Saturday, November 6, 2010

Academic Blog Mk Seven: Some of the old Ultra Violence

Ok so the premise of "Gamer" has been done to death. That's a given, even "Surrogates" had the whole issues with avatars. However "Gamer" has the link with video games and online social gaming, really being an extremist technopohibic take on the whole situation. What "Gamer" plays on to work though is that you must believe that watching violent media makes you less prone to act "properly" to real violence as some do. This ascertation really in my view is a very closed minded take on the media, borrowing alot from the old passive audience theories of broadcast media. What it fails to even try to understand is the fact that humanity could already have an instinct for violence. Obviously violence happened before violent media did.

Films like "Gamer" try to argue that as a society we are totally desensitised, to the point that having real people in the game dying wouldn't even phase us. As a gamer and being well versed in the violent cinema I can say that I'm pretty damn sure I couldn't send people to their deaths as easily in "Gamer".

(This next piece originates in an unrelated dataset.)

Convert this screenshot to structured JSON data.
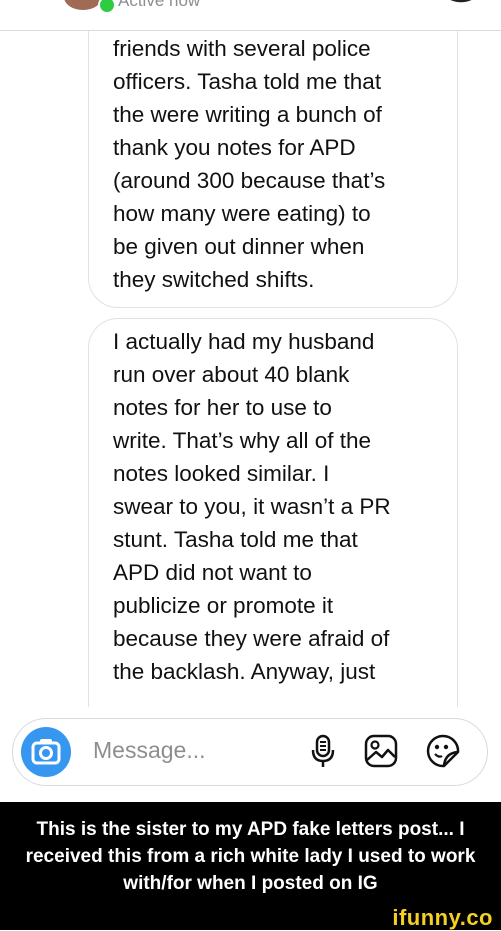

Here in lies the problem with the film's argument in the sense that while it is clearly marketed to video game players it also insults them. Along with the added irony that it is just another piece of violent cinema to further desensitise us. Clearly they are taking their own message seriously. Yes I know it's just an action film but still. Unlike the film I won't generalise and say "yes all gamers are normal and no one like to kill things" what I will say is that I don't want to. I don't think I know anybody who would. Maybe I'm just talking to the wrong people.